Department of Energy grants LBJ School researchers $500,000 to explore solar power

Klarissa Fitzpatrick

The Department of Energy has given a roughly $500,000 grant to a UT research project that hopes to shed light on solar and non-solar energy use in Texas, with particular attention to what gets consumers amped up.

Led by Varun Rai, an assistant professor at the LBJ School of Public Affairs, the project will combine data and survey results with the goal of establishing more efficient solar power systems. 

Texas is one of the best areas in the U.S. to harvest solar power, according to Rai. He said the project will examine what obstacles prevent its use, particularly in residential areas. Rai also said he hopes the data will result in the development of more solar technologies, such as systems to power homes and electric vehicles.

“Through a robust research design combining behavioral economics, diffusion of innovations and advanced data analytics, this project seeks to support the overarching objective of making renewable energy, and solar in particular, more affordable and widespread,” Rai said.

Many solar power systems run rebate programs, according to Eric Bickel, an associate professor of mechanical engineering at UT who is assisting with the project.
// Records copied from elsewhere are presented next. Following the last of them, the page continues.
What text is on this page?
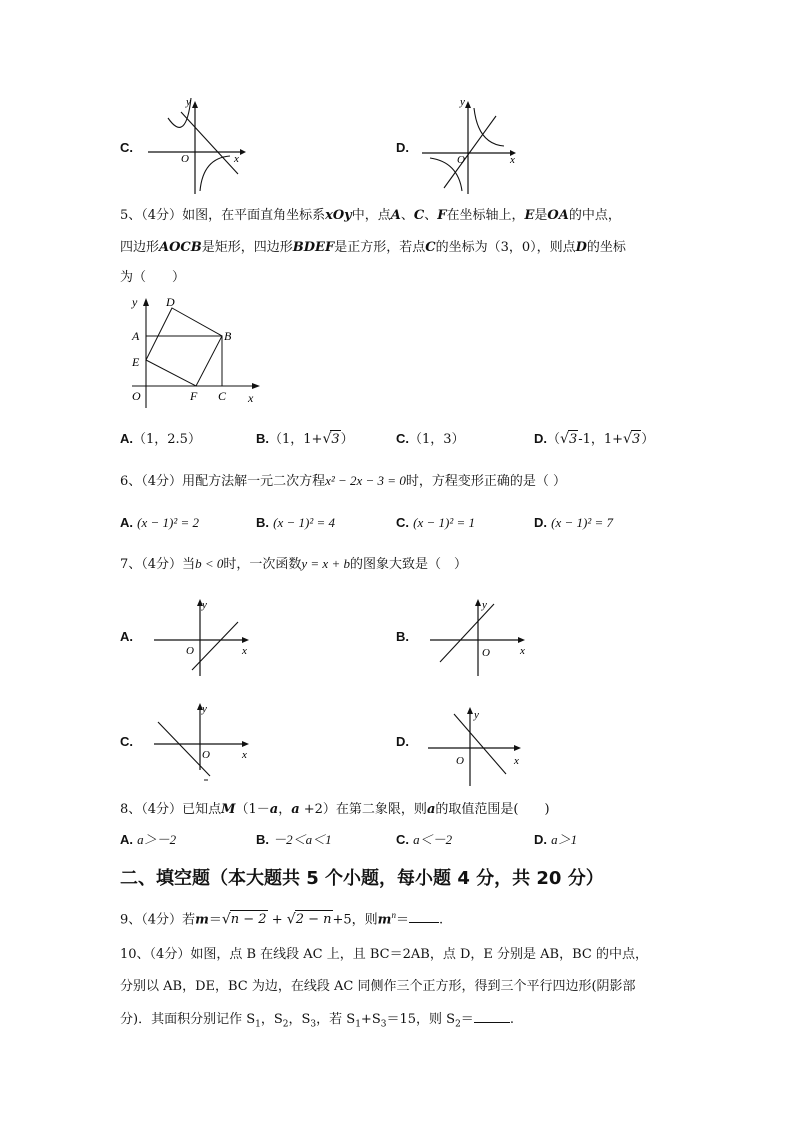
C.
y
x
O
D.
y
x
O
5、（4分）如图，在平面直角坐标系xOy中，点A、C、F在坐标轴上，E是OA的中点，
四边形AOCB是矩形，四边形BDEF是正方形，若点C的坐标为（3，0），则点D的坐标
为（　　）
y D
A	B
E
O	F C x
A.（1，2.5）	B.（1，1+√3）	C.（1，3）	D.（√3-1，1+√3）
6、（4分）用配方法解一元二次方程x² − 2x − 3 = 0时，方程变形正确的是（ ）
A. (x − 1)² = 2	B. (x − 1)² = 4	C. (x − 1)² = 1	D. (x − 1)² = 7
7、（4分）当b < 0时，一次函数y = x + b的图象大致是（　）
A.
y
x
O
B.
y
x
O
C.
y
x
O
D.
y
x
O
8、（4分）已知点M（1－a，a +2）在第二象限，则a的取值范围是(　　)
A. a＞－2	B. －2＜a＜1	C. a＜－2	D. a＞1
二、填空题（本大题共 5 个小题，每小题 4 分，共 20 分）
9、（4分）若m＝√n − 2 + √2 − n+5，则$m^n=$ .
10、（4分）如图，点 B 在线段 AC 上，且 BC＝2AB，点 D，E 分别是 AB，BC 的中点，
分别以 AB，DE，BC 为边，在线段 AC 同侧作三个正方形，得到三个平行四边形(阴影部
分)．其面积分别记作 $S_1$，$S_2$，$S_3$，若 $S_1+S_3=15$，则 $S_2=$	.
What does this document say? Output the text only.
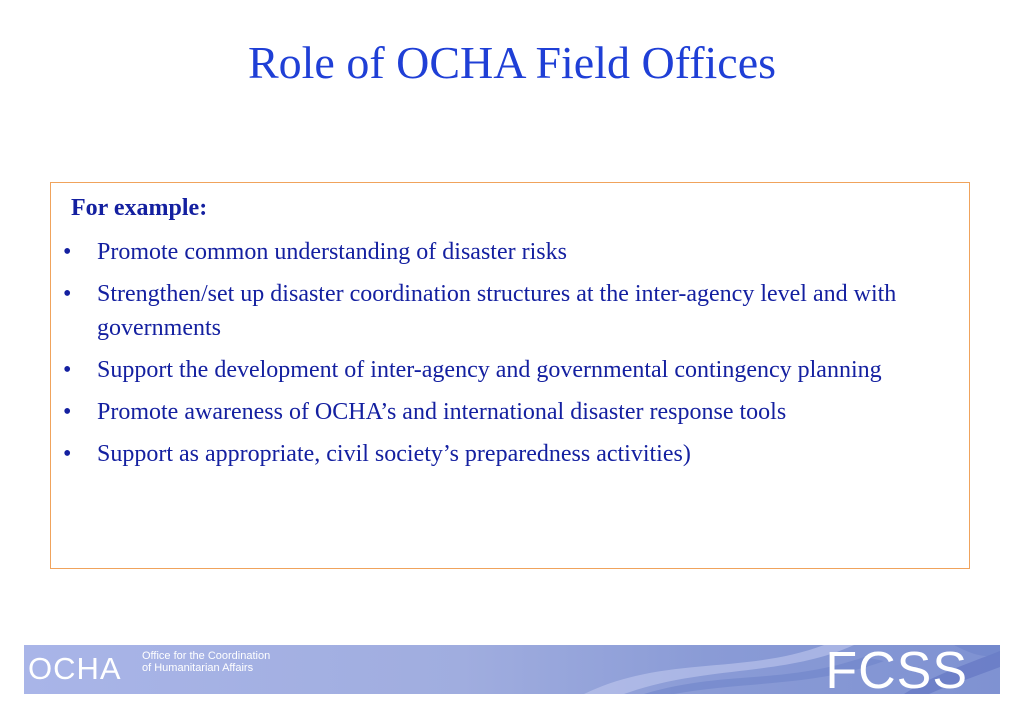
Role of OCHA Field Offices
For example:
• Promote common understanding of disaster risks
• Strengthen/set up disaster coordination structures at the inter-agency level and with governments
• Support the development of inter-agency and governmental contingency planning
• Promote awareness of OCHA’s and international disaster response tools
• Support as appropriate, civil society’s preparedness activities)
OCHA Office for the Coordination
of Humanitarian Affairs	FCSS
Because solar power is now much cheaper than it was 40 or 50 years ago, when it was first invented, this project will investigate how to make solar energy more widespread. Similar grants were also awarded to MIT, the University of North Carolina at Charlotte and Yale University as part of the department’s SunShot Initiative.

Ben Sigrin, a public affairs and energy and earth resources graduate student working on the project, said the project comes at a time when solar energy is at a crossroads. 

“The prices have fallen so quickly over the last few years that we’re now at a point where solar could actually become mainstream,” Sigrin said. “Our research helps understand why consumers adopt solar and ways to accelerate that adoption process.”

Scott Robinson, public affairs and energy and earth resources graduate student, is designing a “computer simulation of the residential solar market in Austin” with hopes of simulating consumer behavior as a part of the research project.

“I am using agent-based modeling to solve this problem,” Robinson said. “Instead of using an algorithm to describe the process as a whole, I model the behavior of individuals, and allow them to interact within their geographic environment.” 

This project has been a dream come true from a student’s perspective, Robinson said.

“To be honest, this project is the most interesting problem I have ever tried to solve,” Robinson said. “It has made me search out an entire new skill set in an applied environment. In other words, this is what learning should be.”